В конце сентября президент объявил о роспуске парламента. Из окон моей съемной квартиры на «Баррикадной» хорошо виден был Белый дом, над которым с каждым днем все больше сгущались тучи. Узнав, что Николка со своими «стяговцами» уже там, внутри, я попытался однажды проникнуть к нему, но было поздно — вокруг здания Верховного Совета стояло плотное оцепление омоновцев, защищенных жуткой спиралью Бруно. Противно было видеть красные флаги на той стороне баррикад, но я понимал, что Николка защищает интересы не коммунистов, а тех людей, которым надоело и не хочется просыпаться с мыслью о деньгах, весь день выслушивать разговоры о них, самому говорить о деньгах и засыпать с мыслью о деньгах. И мне хотелось быть рядом с Николкой, чтобы в случае чего защитить его, помочь ему, спасти его от пули или дурного глаза.

И все-таки было обидно, что красных тряпок и изображений Ленина — Сталина больше, чем черно-золото-белых флагов, хоругвей с Нерукотворным Спасом.
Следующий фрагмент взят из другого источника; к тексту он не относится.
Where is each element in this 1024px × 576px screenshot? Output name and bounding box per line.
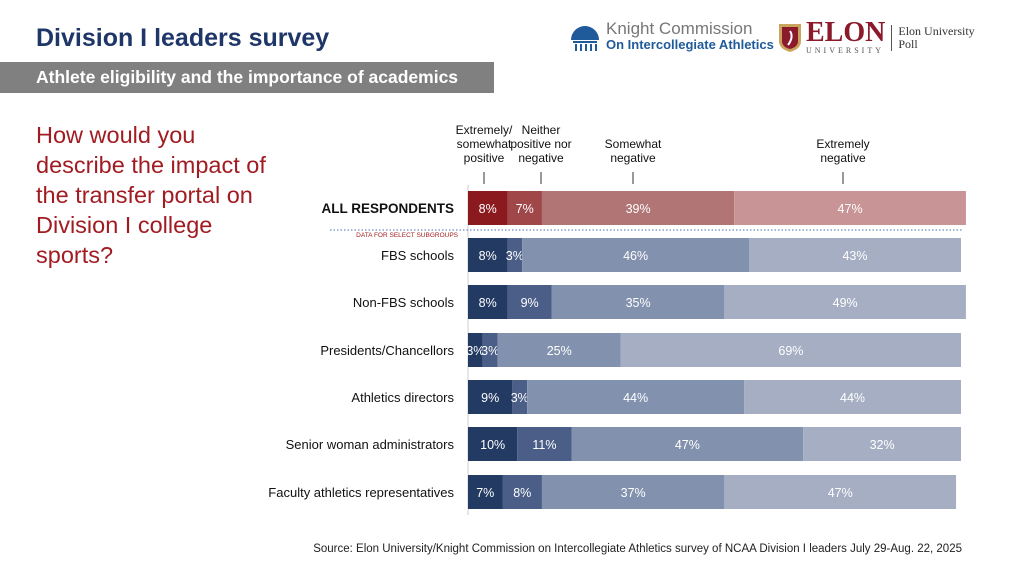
data-label: 3% <box>506 249 524 263</box>
question-text: How would you describe the impact of the… <box>36 122 266 268</box>
subgroup-note: DATA FOR SELECT SUBGROUPS <box>356 232 459 239</box>
data-label: 8% <box>513 486 531 500</box>
category-label: Presidents/Chancellors <box>320 343 454 358</box>
subtitle: Athlete eligibility and the importance o… <box>36 67 459 87</box>
bar-segment <box>502 475 542 509</box>
bar-segment <box>724 475 957 509</box>
capitol-dome-icon <box>571 26 599 51</box>
category-label: Non-FBS schools <box>353 295 455 310</box>
page-title: Division I leaders survey <box>36 24 330 52</box>
elon-wordmark: ELON <box>806 17 886 48</box>
bar-segment <box>468 238 508 272</box>
bar-segment <box>803 427 961 461</box>
legend-label: Extremely/somewhat positive <box>456 123 513 184</box>
bar-segment <box>468 475 503 509</box>
elon-university: UNIVERSITY <box>806 46 884 55</box>
bar-segment <box>507 191 542 225</box>
bar-segment <box>734 191 966 225</box>
data-label: 9% <box>481 391 499 405</box>
data-label: 25% <box>547 344 572 358</box>
data-label: 44% <box>840 391 865 405</box>
category-label: ALL RESPONDENTS <box>321 201 454 216</box>
legend-label: Somewhat negative <box>605 137 662 184</box>
bar-segment <box>571 427 804 461</box>
data-label: 43% <box>842 249 867 263</box>
data-label: 8% <box>479 202 497 216</box>
data-label: 8% <box>479 249 497 263</box>
bar-segment <box>724 285 966 319</box>
data-label: 3% <box>511 391 529 405</box>
category-label: Athletics directors <box>351 390 454 405</box>
bar-segment <box>468 380 513 414</box>
data-label: 8% <box>479 296 497 310</box>
bar-segment <box>541 191 735 225</box>
data-label: 47% <box>838 202 863 216</box>
data-label: 37% <box>621 486 646 500</box>
bar-segment <box>468 191 508 225</box>
knight-line1: Knight Commission <box>606 19 753 38</box>
bar-segment <box>507 285 552 319</box>
data-label: 49% <box>833 296 858 310</box>
bar-segment <box>527 380 745 414</box>
bar-segment <box>507 238 523 272</box>
bar-segment <box>744 380 961 414</box>
data-label: 39% <box>626 202 651 216</box>
bar-segment <box>468 427 518 461</box>
bar-segment <box>468 333 483 367</box>
bar-segment <box>497 333 621 367</box>
bar-segment <box>541 475 725 509</box>
data-label: 47% <box>828 486 853 500</box>
bar-segment <box>522 238 750 272</box>
data-label: 3% <box>466 344 484 358</box>
data-label: 9% <box>521 296 539 310</box>
elon-logo: ELON UNIVERSITY Elon University Poll <box>778 17 984 55</box>
data-label: 3% <box>481 344 499 358</box>
data-label: 32% <box>870 438 895 452</box>
source-note: Source: Elon University/Knight Commissio… <box>313 543 962 555</box>
knight-line2: On Intercollegiate Athletics <box>606 37 774 52</box>
bar-segment <box>749 238 961 272</box>
data-label: 7% <box>476 486 494 500</box>
data-label: 46% <box>623 249 648 263</box>
elon-poll: Elon University Poll <box>891 24 984 51</box>
data-label: 7% <box>516 202 534 216</box>
bar-segment <box>551 285 725 319</box>
bar-segment <box>620 333 961 367</box>
legend-label: Extremely negative <box>816 137 870 184</box>
category-label: Senior woman administrators <box>286 437 455 452</box>
data-label: 35% <box>626 296 651 310</box>
legend-label: Neither positive nor negative <box>510 123 572 184</box>
elon-shield-icon <box>779 23 801 52</box>
data-label: 44% <box>623 391 648 405</box>
subtitle-bar: Athlete eligibility and the importance o… <box>0 62 494 93</box>
category-label: FBS schools <box>381 248 454 263</box>
data-label: 10% <box>480 438 505 452</box>
data-label: 47% <box>675 438 700 452</box>
bar-segment <box>512 380 528 414</box>
bar-segment <box>517 427 572 461</box>
bar-segment <box>482 333 498 367</box>
data-label: 11% <box>532 438 556 452</box>
data-label: 69% <box>778 344 803 358</box>
knight-commission-logo: Knight Commission On Intercollegiate Athl… <box>568 20 774 52</box>
category-label: Faculty athletics representatives <box>268 485 454 500</box>
bar-segment <box>468 285 508 319</box>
Первого октября, накануне моего отъезда в Питер, ко мне пришли двое омоновцев и сказали, что будет лучше, если я несколько дней проведу не в этой квартире, а где-нибудь в другом месте. Я показал им билет на поезд, и они ушли весьма довольные. Это значило, что штурм все-таки будет. А может быть, и нет, может, просто меры предосторожности. Однако я стал раздумывать, ехать или не ехать в Питер. Точнее, я знал, что все равно поеду, но совесть грызла меня: «Как ты можешь ехать, если твой друг здесь в опасности!» А как я мог помочь Николке? В конце концов, я ведь мог приехать, встретиться с Птичкой и сразу вернуться вместе с ней в Москву. А если она не захочет? И приходилось признаться себе, что как только я увижу ее, то потеряю способность трезво мыслить. Чем ближе подступала минута, когда нужно было ехать на вокзал, тем мучительнее становились мои раздумья. Как мне хотелось найти в себе силы и никуда не поехать! Как мне хотелось задушить то, что рвалось из меня и заставляло мечтать о свидании! Я стал злиться на самого себя и в припадке бешенства схватил бутылку из-под швепса, в которой звякал черный пузырек, и грохнул ее о батарею отопления. Я загадал, что если в пузырьке ничего не окажется, то я… Схватив пузырек, я отвинтил крышку и, подставив ладонь, встряхнул пузырек вниз горлышком. Он был совершенно пуст. Понюхав горлышко, я не ощутил никакого запаха. Черт возьми! Я напрасно уничтожил удивительную бутылку александрийского старика, которая не таила в своем пузырьке ровным счетом ничего, разве что воздух Александрии. Погоди-ка, а ведь я загадал, что если в пузырьке окажется пусто, то я… Да ведь я не успел загадать, что сделаю в этом случае — поеду или не поеду в Питер. Я не успел загадать, что будет означать пустота в пузырьке — пустую поездку или пустое беспокойство о Николке и его глупых «стяговцах», влезших в опасную заваруху между теми, кто не может поделить власть.